Excellent. Looking forward to seeing what the cam has on it.


----------



## Callinalldeer (Jun 25, 2009)

I have pictures,but have to wait until tomorrow. Sister-in- law is video talking to her mother.The 8foot platform is laying on the ground,he broke the metal post and tried to crush the barrel.The dog food is mushy from the water and I took the cover off and left him a treat,pancakes and strawberries. He' s a trophy and the bear I was looking for. he did come in at 8:48 and last light is 9:33 but I have a little trick to bring him in a lot earlier. He left a really black present that was full of grasses,about 8inches in diameter.


----------



## Callinalldeer (Jun 25, 2009)

the huge bear disappeared??? I set a different bait 20 miles away last Saturday and It's been hit Thursday and Friday.Were not allowed to hunt Sunday,so I'll start on Monday.I'm not checking the cam and will hunt blind and take the first good bear. I'm hopefully Standly may want to start hunting them. Kill a bear save a moose. spotted two moose crossing the road Near my bait.
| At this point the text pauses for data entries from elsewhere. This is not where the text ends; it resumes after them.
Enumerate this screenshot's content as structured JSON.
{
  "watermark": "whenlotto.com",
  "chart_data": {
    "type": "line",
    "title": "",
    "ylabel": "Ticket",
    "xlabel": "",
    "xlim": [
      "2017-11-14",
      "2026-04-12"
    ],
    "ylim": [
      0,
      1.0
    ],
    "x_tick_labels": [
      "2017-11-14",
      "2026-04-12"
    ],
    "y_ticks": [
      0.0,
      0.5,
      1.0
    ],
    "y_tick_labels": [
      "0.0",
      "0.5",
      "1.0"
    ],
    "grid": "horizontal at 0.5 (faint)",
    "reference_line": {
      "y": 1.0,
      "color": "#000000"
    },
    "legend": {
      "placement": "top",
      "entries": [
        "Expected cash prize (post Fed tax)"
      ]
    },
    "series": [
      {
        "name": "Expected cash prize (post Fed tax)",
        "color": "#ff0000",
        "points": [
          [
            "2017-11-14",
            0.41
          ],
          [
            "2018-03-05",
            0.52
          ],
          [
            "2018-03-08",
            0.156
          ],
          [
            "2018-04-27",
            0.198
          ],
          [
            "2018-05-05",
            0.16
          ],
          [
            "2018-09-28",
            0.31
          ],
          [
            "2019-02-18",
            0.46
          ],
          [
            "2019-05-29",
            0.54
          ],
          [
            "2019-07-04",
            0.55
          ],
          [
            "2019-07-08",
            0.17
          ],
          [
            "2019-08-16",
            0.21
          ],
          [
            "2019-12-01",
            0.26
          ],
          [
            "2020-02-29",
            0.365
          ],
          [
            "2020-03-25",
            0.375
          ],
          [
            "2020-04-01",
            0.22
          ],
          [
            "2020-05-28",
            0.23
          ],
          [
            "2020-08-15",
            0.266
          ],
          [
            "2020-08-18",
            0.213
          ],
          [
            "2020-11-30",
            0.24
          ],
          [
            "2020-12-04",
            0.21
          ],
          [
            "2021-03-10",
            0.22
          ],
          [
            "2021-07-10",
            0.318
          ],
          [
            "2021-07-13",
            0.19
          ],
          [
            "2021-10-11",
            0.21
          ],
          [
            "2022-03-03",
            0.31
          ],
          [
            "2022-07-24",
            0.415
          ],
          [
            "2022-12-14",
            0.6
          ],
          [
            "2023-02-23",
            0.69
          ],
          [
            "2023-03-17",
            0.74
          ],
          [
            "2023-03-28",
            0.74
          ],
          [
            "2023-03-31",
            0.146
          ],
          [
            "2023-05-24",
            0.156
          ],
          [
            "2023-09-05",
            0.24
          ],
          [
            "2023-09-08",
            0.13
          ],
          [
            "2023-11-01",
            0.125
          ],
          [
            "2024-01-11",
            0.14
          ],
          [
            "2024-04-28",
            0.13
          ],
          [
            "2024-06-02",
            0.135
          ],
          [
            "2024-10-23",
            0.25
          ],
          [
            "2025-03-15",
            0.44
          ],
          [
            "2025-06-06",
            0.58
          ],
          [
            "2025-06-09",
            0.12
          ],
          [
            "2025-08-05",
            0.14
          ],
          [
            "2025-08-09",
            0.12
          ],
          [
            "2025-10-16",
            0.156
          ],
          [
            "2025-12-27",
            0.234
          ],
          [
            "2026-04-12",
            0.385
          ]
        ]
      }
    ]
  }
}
Brent


----------



## Callinalldeer (Jun 25, 2009)

Quite excited,picked up the cam and their lots of pictures.Two really good bores that are coming in.Thank goodness the sow and three cubs are coming in around noon and one.A couple of small bears as well. no hunting on Sunday,so I have to wait until Monday. ye ha.Brent


----------



## TVCJohn (Nov 30, 2005)

Pics???


----------



## Callinalldeer (Jun 25, 2009)

sorry,the only pics. I can post are taken by my tablet.My sister-in-law was suppose to up load some pics. From the other bait site,but didn't. I'll get them up some how.


----------



## Callinalldeer (Jun 25, 2009)

I managed to plug trail cam into TV and take a pic with tablet,poor quality. I' m going to try and get some video from the tablet tomorrow.


----------



## Callinalldeer (Jun 25, 2009)

Better pics.


----------



## Callinalldeer (Jun 25, 2009)

same bear a few minutes later.


----------



## Callinalldeer (Jun 25, 2009)

another.


----------



## Callinalldeer (Jun 25, 2009)

Another pic. I'm pretty sure the time was 5:38 and he took off when we came. Brent


----------



## TVCJohn (Nov 30, 2005)

Kinda looks like a smaller to medium sized bear. The pics make it a little tough. Hopefully your SIL can get the pics posted up as more come in.


----------



## Callinalldeer (Jun 25, 2009)

My buddy killed a young bear last night,a perfect shot.His first bear so he was really excited and the black flies were terrible outside the blind.The thermocell saved the hunt.The bait might go cold for a few days but will see??


----------



## Callinalldeer (Jun 25, 2009)

I decided to check the bait.It was hit last night so I decided to sit for a bit since they were calling for rain tonight and tomorrow. I didn't bring any meat but hung the bucket up and pored 5 gallons of grease. I saw the sow and cubs twice before 8:30 ,but she wouldn't come in .Then it began to poor,so I packed up and headed home.


----------



## TVCJohn (Nov 30, 2005)

Get some pics if you can.

I got what looks like a sow and her cub on cam when I checked them today. The pics are in the Deer Cam forum.


----------



## Callinalldeer (Jun 25, 2009)

COPD and (diverstrickalitis ) sp??? Have made it hard to hunt. I made it home a few times,just in time. Of course I had to leave last night and a boar came in two times and again this morning.I had to leave again to night,so I'm hoping to get out in the morning and see if he shows up again. I realized the pics. I tried to post were videos. SIL went to Hawaii for a month. I'm saving the videos and will try to post them. Brent


----------



## TVCJohn (Nov 30, 2005)

Good luck in the morning....


----------